Uber’s surge pricing has landed the company in hot water on countless occasions.
Most publicly were the company’s arguably tone-deaf response in the lead-up to floods in NYC in fall 2012*, where rates climbed as people tried to get home from work or leave the city. More recently, Uber came under fire (unfairly in my opinion) in San Francisco for what many claimed was profiteering off of a tragic BART fatality and rail service interruption. Large public events like concerts, festivals, and popular holidays have also head to their fare share of incindiary headlines. [*Update: An earlier version of this piece incorrectly attributed the floods incident to Hurricane Sandy.]
So it should come as good news to consumers and consumer protection watchdogs that Uber is being particularly proactive in communicating with its users ahead of the upcoming holiday weekend. In an email sent to Los Angeles customers about an hour ago, the company writes:
As you finalize your weekend plans, keep in mind that tomorrow will be one of those rare evenings when every witch, mummy and Miley look-alike wants to leave at exactly the same time.
We’re always committed to providing reliable rides, even on Halloween. Here are some tips to make sure your All Hallows’ Eve is full of treats.
- Get a fare estimate. No surprises — estimate your fare in the Uber app before requesting a ride.
- Split your fare. Share the cost with your friends in the car.
- We’ll let you know when demand has settled. Send yourself a notification after you select your desired pickup location.
- Lose your wand, tail or wings? Don’t stress. If you leave something in an Uber, get in touch with your driver at riders.uber.com/lost.
You can be a million different things tomorrow night — we want to make sure “someone with a safe, reliable ride home” is one of them.

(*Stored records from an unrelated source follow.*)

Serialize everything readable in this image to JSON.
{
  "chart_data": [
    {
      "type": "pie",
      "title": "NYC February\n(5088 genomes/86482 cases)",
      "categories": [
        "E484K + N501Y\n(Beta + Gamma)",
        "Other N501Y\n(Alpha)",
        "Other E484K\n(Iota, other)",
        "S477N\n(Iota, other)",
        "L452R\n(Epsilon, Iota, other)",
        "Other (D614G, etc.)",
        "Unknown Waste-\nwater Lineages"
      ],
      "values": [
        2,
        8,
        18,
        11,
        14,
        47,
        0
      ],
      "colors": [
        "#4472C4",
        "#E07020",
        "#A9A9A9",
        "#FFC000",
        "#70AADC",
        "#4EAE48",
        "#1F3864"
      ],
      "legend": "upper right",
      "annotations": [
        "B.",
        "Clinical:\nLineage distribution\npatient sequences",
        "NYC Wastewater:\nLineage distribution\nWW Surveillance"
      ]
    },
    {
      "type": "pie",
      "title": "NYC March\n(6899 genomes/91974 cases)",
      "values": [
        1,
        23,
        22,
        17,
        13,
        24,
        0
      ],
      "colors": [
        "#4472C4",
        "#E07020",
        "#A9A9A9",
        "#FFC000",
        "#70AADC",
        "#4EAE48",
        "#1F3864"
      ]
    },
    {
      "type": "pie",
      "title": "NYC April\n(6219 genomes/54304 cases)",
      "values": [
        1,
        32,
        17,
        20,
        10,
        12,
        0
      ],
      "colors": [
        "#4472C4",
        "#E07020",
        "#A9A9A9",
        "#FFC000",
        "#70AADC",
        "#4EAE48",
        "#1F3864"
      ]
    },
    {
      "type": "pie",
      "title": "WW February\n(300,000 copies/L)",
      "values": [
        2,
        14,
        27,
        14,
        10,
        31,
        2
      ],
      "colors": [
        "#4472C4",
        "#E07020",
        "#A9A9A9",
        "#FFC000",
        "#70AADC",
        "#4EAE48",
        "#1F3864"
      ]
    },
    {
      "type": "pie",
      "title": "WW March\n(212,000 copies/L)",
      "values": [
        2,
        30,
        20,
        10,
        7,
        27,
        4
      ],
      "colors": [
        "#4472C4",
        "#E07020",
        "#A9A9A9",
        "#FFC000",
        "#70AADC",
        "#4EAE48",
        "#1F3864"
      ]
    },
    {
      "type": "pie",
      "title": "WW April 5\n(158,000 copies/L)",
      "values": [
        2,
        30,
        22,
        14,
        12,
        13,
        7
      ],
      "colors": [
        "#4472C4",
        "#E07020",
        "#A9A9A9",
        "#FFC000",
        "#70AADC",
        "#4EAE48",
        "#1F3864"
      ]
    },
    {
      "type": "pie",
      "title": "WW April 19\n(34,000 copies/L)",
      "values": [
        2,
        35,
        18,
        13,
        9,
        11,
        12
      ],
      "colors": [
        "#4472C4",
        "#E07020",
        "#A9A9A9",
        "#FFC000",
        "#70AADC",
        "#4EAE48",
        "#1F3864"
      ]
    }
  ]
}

Even if most regular Uber users are aware of the above product features, holidays tend to draw out new and irregular users, exactly the kind that can wind up “surprised” after receiving a receipt after a several hundred dollar fare. In that sense, Uber is wise to preempt these complaints with the above reminder and tutorial.

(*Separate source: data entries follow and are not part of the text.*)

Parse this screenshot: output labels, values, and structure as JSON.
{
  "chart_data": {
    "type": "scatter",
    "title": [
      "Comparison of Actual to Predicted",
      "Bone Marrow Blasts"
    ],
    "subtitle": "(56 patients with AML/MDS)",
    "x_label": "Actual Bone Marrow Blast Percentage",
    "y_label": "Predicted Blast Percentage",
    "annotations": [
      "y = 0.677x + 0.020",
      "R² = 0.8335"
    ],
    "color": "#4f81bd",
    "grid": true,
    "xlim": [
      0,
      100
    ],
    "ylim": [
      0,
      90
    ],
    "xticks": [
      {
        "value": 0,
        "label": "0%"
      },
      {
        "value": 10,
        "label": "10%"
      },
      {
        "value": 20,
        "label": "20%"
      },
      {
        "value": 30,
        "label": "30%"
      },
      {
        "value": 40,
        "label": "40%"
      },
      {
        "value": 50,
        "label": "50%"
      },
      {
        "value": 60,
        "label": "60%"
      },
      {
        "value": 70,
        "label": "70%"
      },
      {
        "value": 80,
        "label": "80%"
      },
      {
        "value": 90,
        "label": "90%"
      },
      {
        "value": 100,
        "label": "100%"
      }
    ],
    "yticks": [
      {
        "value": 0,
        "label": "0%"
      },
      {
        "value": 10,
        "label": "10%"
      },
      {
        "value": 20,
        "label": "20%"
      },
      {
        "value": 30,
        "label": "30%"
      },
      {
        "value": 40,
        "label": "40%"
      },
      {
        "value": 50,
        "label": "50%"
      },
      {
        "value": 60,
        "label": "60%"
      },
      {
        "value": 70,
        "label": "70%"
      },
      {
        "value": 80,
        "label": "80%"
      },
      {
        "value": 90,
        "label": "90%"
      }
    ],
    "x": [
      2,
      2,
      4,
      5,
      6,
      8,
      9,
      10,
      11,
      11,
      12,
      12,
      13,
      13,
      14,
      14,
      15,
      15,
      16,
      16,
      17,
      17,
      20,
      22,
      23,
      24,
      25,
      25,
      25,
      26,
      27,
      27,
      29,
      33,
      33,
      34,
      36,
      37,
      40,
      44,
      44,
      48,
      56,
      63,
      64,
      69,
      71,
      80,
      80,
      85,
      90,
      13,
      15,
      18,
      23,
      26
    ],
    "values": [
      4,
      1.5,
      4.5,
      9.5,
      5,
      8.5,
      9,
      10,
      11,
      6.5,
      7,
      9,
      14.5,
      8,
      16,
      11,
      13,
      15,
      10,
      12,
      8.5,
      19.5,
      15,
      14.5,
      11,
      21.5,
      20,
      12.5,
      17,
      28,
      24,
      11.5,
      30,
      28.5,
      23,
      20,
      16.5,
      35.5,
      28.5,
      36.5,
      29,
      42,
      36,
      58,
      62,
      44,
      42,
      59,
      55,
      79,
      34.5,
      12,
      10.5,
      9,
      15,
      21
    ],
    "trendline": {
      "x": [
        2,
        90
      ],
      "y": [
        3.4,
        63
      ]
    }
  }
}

The company has also increased its in-app user-interface clues to alert, even the most inebriated users, that the upcoming ride will carry surge pricing rates – a necessary change driven by one too many critical headlines, and subsequent refunded fares.
Lyft, on the other hand, which is Uber’s biggest competitor (other than traditional taxis and the various apps that summon them), has yet to send any similar Halloween-focused heads up. That said, Lyft, which is considerably smaller, has been less of a target for “Surge” or “Prime Time” pricing critics. We’ll see if that pattern holds true or whether the pink mustachioed company will face a similar backlash tomorrow or during upcoming periods of high-demand.

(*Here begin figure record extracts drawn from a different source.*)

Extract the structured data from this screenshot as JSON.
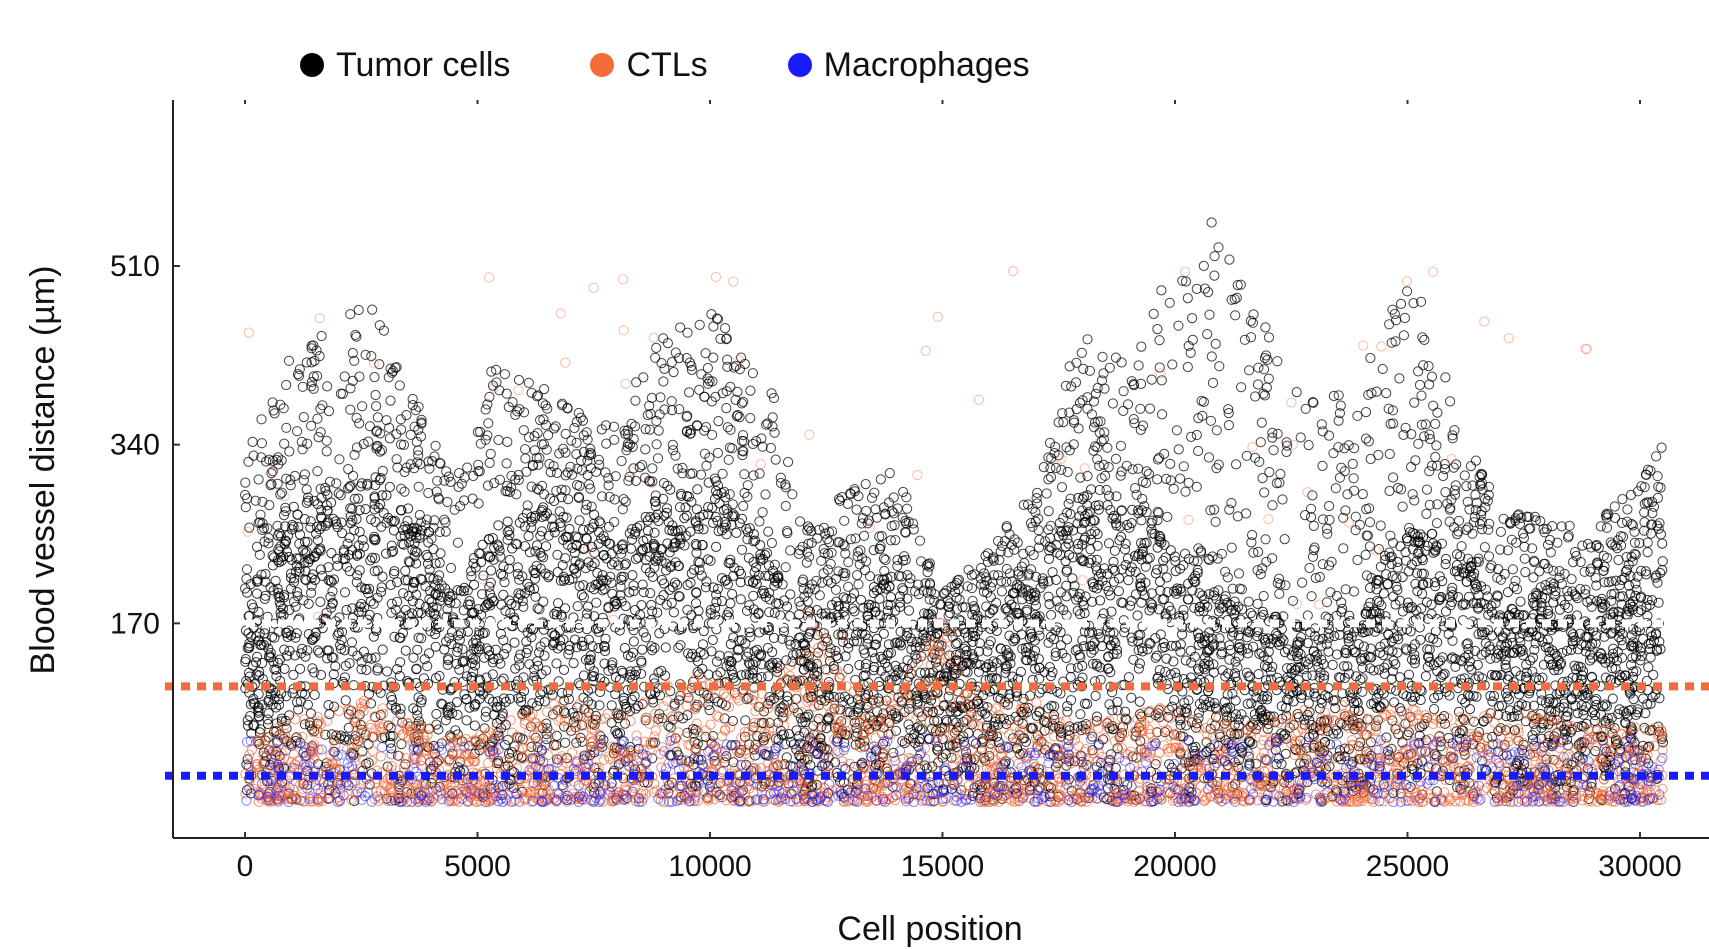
{
  "chart_data": {
    "type": "scatter",
    "xlabel": "Cell position",
    "ylabel": "Blood vessel distance (µm)",
    "xlim": [
      -1500,
      31000
    ],
    "ylim": [
      -20,
      640
    ],
    "x_ticks": [
      0,
      5000,
      10000,
      15000,
      20000,
      25000,
      30000
    ],
    "x_tick_labels": [
      "0",
      "5000",
      "10000",
      "15000",
      "20000",
      "25000",
      "30000"
    ],
    "y_ticks": [
      170,
      340,
      510
    ],
    "y_tick_labels": [
      "170",
      "340",
      "510"
    ],
    "legend_position": "top",
    "marker": "open-circle",
    "series": [
      {
        "name": "Tumor cells",
        "color": "#000000"
      },
      {
        "name": "CTLs",
        "color": "#f26b38"
      },
      {
        "name": "Macrophages",
        "color": "#1a1aff"
      }
    ],
    "reference_lines": [
      {
        "color": "#ffffff",
        "y": 170,
        "style": "dotted"
      },
      {
        "color": "#f26b38",
        "y": 110,
        "style": "dotted"
      },
      {
        "color": "#1a1aff",
        "y": 25,
        "style": "dotted"
      }
    ],
    "envelope": {
      "x": [
        0,
        1000,
        2000,
        2700,
        3500,
        4500,
        5300,
        6200,
        7200,
        8000,
        9000,
        10000,
        11300,
        12000,
        13000,
        14000,
        15000,
        16000,
        17000,
        18000,
        19000,
        20000,
        21000,
        22000,
        23000,
        24000,
        25000,
        26000,
        27000,
        28000,
        29000,
        30500
      ],
      "upper": [
        330,
        430,
        460,
        480,
        400,
        300,
        420,
        400,
        370,
        360,
        460,
        470,
        400,
        260,
        300,
        320,
        200,
        240,
        300,
        460,
        420,
        520,
        560,
        450,
        380,
        400,
        520,
        380,
        280,
        270,
        260,
        340
      ],
      "dense_top": [
        200,
        280,
        300,
        320,
        290,
        200,
        260,
        280,
        300,
        240,
        300,
        310,
        240,
        180,
        200,
        220,
        160,
        180,
        220,
        300,
        290,
        250,
        200,
        180,
        170,
        200,
        260,
        240,
        200,
        200,
        190,
        260
      ],
      "ctl_top": [
        60,
        80,
        90,
        100,
        80,
        60,
        70,
        90,
        100,
        80,
        110,
        120,
        100,
        200,
        110,
        100,
        180,
        90,
        100,
        80,
        90,
        100,
        80,
        80,
        90,
        100,
        90,
        80,
        90,
        80,
        80,
        70
      ]
    }
  }
}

As I’ve written previously:
…as Uber [and Lyft have] always explained, surge pricing exists for the specific purpose of incentivizing more drivers onto the road to deal with times of increased demand. Surely the demand in and around Palo Alto was at unprecedented levels, those which a standard Wednesday evening crew of drivers would struggle to meet. By contrast, traditional cabs have no way to incentivize additional drivers onto the road, and while dispatch may be able to call off-duty drivers and ask them to clock in, there’s no mechanism to provide financial incentives for them to do so. So while unsightly, the surge in this case likely served its purpose.
As with most situations of this type, where Uber [and Lyft run] into trouble is in the communication and transparency around [their] actions.
Hopefully for Uber and its riders’ sakes, this weekend will go smoothly, and provide another example of how the company can deliver a truly disruptive service, while respecting its customers (and the laws of the land). No doubt several someones will still wake up with sticker shock at the bill for their late night ride home from that costume party, punctuated, of course, by a trip through the Jack In The Box drive through. But at least Uber will be able to point to this email and say, “We warned you.”